Search code examples
pythonmachine-learningscikit-learnsvmnaivebayes

What representation of chat text data should I use for user classification?


I'm trying to train a classifier to classify text from a chat between 2 users so later on I can predict who of the two users is more likely to say X sentence/word. To get there I mined the text from the chat log and ended up with two arrays of words, UserA_words and UserB_words.

In which format do I have to transform this arrays to pass it to a classifier like naiveBayes or SVM? How do I pass e.g. a bag of words representation to a classifier?


Solution

  • You're asking what ML representation you should use for user-classification of chat text.
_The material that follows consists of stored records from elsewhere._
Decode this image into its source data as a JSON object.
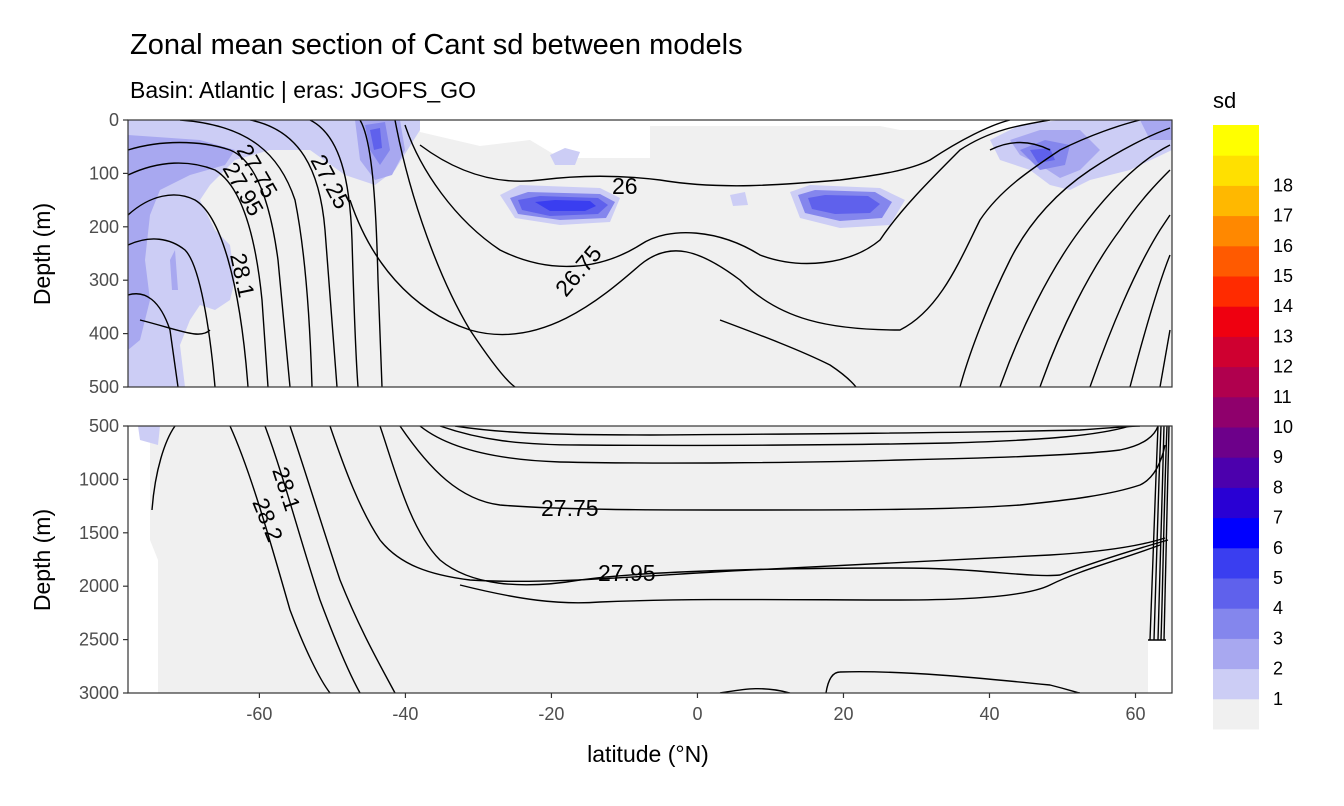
{
  "title": "Zonal mean section of Cant sd between models",
  "subtitle": "Basin: Atlantic | eras: JGOFS_GO",
  "chart_data": {
    "type": "contour-section",
    "title": "Zonal mean section of Cant sd between models",
    "subtitle": "Basin: Atlantic | eras: JGOFS_GO",
    "xlabel": "latitude (°N)",
    "ylabel": "Depth (m)",
    "xlim": [
      -78,
      65
    ],
    "x_ticks": [
      -60,
      -40,
      -20,
      0,
      20,
      40,
      60
    ],
    "panels": [
      {
        "name": "upper",
        "ylim": [
          0,
          500
        ],
        "y_ticks": [
          0,
          100,
          200,
          300,
          400,
          500
        ]
      },
      {
        "name": "lower",
        "ylim": [
          500,
          3000
        ],
        "y_ticks": [
          500,
          1000,
          1500,
          2000,
          2500,
          3000
        ]
      }
    ],
    "legend": {
      "title": "sd",
      "position": "right",
      "levels": [
        1,
        2,
        3,
        4,
        5,
        6,
        7,
        8,
        9,
        10,
        11,
        12,
        13,
        14,
        15,
        16,
        17,
        18
      ],
      "colors": [
        "#f0f0f0",
        "#cccdf5",
        "#a8a8f0",
        "#8486ed",
        "#5f61ec",
        "#3a3ef0",
        "#0000ff",
        "#2900d4",
        "#4c00ad",
        "#6d008a",
        "#8f006c",
        "#b0004e",
        "#cf0030",
        "#ef0010",
        "#ff2b00",
        "#ff5a00",
        "#ff8800",
        "#ffb800",
        "#ffe000",
        "#ffff00"
      ]
    },
    "contour_labels": [
      {
        "text": "27.75",
        "panel": "upper"
      },
      {
        "text": "27.95",
        "panel": "upper"
      },
      {
        "text": "27.25",
        "panel": "upper"
      },
      {
        "text": "26",
        "panel": "upper"
      },
      {
        "text": "28.1",
        "panel": "upper"
      },
      {
        "text": "26.75",
        "panel": "upper"
      },
      {
        "text": "28.1",
        "panel": "lower"
      },
      {
        "text": "28.2",
        "panel": "lower"
      },
      {
        "text": "27.75",
        "panel": "lower"
      },
      {
        "text": "27.95",
        "panel": "lower"
      }
    ]
  }
}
    bag-of-words and word-vector are the main representations generally used in text-processing. However user-classification of chat is not the usual text-processing task, we look for telltale features indicative of a specific user. Here are some:

    • character length, word length, sentence length of each comment
    • typing speed (esp. if you have timestamps in seconds)
    • ratio of punctuation (e.g. 17 punctuation symbols in 80 chars = 17/80)
    • ratio of capitalization
    • ratio of numerals
    • ratio of whitespace
    • character n-grams (and notice these can pick up e.g. l0ser, f##k, :-) )
    • use of Unicode (emojis, symbols e.g. stars)
    • ratio of specific punctuation (e.g. how many '.', '!', '?', '*', '#' )
    • word-counts, esp. anything statistically anomalous
    • anything else you can think of that seems predictive for these two users, e.g. number of misspelled words per sentence (may be actual typos, or come from predictive swiping on a cellphone)